Jeszcze w maju 2005 roku Marjańska gościła na targach książki w Częstochowie. Wieść o jej chorobie i szybkiej śmierci była zaskoczeniem: Ludmiła wydawała się wieczna – jak srebrna kamea. Okazje do snucia wspomnień spowodowały, że zacząłem kontaktować się z Marią Marjańską-Czernik.

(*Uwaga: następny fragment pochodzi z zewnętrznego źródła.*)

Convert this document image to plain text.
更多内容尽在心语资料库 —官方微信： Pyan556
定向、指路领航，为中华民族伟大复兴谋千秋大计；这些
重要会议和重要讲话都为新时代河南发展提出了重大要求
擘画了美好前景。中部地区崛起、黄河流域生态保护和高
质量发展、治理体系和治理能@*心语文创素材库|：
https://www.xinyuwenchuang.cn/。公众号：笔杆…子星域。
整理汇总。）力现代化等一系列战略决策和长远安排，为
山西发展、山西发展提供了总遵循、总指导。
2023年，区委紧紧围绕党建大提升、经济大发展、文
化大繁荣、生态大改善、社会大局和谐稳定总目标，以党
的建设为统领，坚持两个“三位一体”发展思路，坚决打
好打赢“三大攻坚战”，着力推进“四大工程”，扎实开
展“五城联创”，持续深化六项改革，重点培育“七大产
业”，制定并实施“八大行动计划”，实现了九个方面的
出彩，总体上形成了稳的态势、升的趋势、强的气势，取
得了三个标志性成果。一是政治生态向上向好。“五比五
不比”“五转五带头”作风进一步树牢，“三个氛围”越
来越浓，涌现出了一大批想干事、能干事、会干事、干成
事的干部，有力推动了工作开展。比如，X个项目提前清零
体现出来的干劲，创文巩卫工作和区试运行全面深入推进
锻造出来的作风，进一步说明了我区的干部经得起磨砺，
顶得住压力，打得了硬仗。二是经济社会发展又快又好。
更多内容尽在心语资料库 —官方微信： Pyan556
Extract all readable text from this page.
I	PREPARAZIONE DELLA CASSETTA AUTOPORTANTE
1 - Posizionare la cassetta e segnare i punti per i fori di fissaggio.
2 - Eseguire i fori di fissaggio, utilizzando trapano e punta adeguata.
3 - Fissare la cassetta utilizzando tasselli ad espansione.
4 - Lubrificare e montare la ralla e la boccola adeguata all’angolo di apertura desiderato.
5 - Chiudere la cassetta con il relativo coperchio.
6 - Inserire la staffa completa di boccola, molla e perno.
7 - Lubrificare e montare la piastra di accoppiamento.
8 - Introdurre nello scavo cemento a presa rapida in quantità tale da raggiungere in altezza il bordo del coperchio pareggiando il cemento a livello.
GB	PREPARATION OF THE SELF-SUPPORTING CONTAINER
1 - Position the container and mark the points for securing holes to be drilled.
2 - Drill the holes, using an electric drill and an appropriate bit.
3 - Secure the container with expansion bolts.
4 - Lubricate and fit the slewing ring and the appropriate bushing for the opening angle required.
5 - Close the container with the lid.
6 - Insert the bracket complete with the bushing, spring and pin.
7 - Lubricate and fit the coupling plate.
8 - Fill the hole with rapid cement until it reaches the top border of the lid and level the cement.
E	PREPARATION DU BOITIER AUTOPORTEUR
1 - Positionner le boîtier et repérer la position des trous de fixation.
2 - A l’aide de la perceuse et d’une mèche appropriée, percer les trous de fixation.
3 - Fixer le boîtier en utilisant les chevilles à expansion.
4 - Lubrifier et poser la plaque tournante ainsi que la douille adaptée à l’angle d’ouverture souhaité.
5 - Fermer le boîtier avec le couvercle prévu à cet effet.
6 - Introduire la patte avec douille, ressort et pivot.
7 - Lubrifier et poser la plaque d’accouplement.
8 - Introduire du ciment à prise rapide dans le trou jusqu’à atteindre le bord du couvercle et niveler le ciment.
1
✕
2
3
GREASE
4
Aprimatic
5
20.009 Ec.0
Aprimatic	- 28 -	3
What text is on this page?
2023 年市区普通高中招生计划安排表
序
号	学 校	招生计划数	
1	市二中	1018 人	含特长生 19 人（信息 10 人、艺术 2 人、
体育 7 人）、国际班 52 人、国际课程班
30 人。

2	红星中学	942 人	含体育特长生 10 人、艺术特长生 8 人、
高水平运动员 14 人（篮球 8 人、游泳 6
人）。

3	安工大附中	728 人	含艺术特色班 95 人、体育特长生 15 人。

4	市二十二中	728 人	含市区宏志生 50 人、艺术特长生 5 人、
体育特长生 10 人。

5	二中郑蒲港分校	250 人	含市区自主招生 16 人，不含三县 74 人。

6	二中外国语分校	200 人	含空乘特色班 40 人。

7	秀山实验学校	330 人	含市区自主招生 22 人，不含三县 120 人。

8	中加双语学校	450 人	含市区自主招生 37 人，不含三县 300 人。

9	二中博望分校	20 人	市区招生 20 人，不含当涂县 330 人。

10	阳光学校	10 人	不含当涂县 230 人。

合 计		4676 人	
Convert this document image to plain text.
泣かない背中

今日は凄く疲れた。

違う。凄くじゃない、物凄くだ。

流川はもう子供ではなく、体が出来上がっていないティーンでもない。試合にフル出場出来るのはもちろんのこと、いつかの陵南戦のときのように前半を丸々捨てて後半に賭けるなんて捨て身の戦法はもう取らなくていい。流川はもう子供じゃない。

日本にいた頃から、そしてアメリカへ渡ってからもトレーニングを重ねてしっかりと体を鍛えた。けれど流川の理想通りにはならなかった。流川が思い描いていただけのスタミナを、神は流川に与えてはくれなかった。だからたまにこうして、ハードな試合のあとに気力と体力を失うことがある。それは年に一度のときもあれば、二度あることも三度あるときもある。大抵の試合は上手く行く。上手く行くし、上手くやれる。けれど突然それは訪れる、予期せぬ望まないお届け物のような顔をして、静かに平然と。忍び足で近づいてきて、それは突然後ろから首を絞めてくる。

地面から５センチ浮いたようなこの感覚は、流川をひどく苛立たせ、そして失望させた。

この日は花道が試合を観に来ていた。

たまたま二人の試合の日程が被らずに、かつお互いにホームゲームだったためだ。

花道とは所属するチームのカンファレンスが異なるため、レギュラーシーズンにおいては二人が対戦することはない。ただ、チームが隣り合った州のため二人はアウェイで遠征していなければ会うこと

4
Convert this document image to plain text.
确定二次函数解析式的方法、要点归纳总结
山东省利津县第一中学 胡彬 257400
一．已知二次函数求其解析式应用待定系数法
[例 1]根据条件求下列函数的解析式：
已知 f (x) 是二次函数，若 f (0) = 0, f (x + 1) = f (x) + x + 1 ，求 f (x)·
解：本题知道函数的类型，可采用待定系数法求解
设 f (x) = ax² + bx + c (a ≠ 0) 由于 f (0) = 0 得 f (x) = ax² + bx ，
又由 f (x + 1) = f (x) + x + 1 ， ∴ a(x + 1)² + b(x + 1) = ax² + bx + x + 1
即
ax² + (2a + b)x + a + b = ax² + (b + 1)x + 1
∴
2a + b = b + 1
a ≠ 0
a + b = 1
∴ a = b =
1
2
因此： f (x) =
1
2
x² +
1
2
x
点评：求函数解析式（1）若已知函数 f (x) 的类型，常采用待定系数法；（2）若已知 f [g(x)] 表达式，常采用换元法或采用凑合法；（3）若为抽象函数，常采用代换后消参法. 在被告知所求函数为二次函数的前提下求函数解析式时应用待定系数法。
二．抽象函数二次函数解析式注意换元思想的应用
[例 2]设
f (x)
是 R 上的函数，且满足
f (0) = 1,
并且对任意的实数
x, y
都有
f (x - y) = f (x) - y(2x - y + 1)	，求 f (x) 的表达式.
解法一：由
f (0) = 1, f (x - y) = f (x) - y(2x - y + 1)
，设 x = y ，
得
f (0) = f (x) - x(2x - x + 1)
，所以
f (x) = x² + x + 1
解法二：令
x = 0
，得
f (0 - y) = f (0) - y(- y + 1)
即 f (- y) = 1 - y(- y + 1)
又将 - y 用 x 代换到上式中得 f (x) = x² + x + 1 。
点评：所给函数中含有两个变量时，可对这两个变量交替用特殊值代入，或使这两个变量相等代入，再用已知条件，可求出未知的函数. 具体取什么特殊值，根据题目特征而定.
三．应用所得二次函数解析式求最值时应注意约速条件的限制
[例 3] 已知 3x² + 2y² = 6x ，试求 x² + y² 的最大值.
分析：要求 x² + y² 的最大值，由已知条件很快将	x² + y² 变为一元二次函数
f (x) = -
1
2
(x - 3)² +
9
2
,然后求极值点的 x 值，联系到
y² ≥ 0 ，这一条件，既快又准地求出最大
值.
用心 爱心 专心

Zapewne unosząca się nad nami aura matki powodowała, że serdeczność i życzliwość, jaką miała dla mnie Ludmiła, przeniosła się na córkę - prawie nieznajoma osoba wydawała mi się osobą znajomą „od zawsze”. Kolejne spotkanie przed nami: Muzeum Częstochowskie współwydaje, na zaproszenie Towarzystwa Literackiego „Galeria Literacka”, korespondencję między Ludmiłą Marjańską a Wisławą Szymborską. Ta niezwykła publikacja pojawi się już w styczniu 2019 roku, stając się okazją do spotkania z Marią Marjańską-Czernik i do wspominania Srebrnej Pani.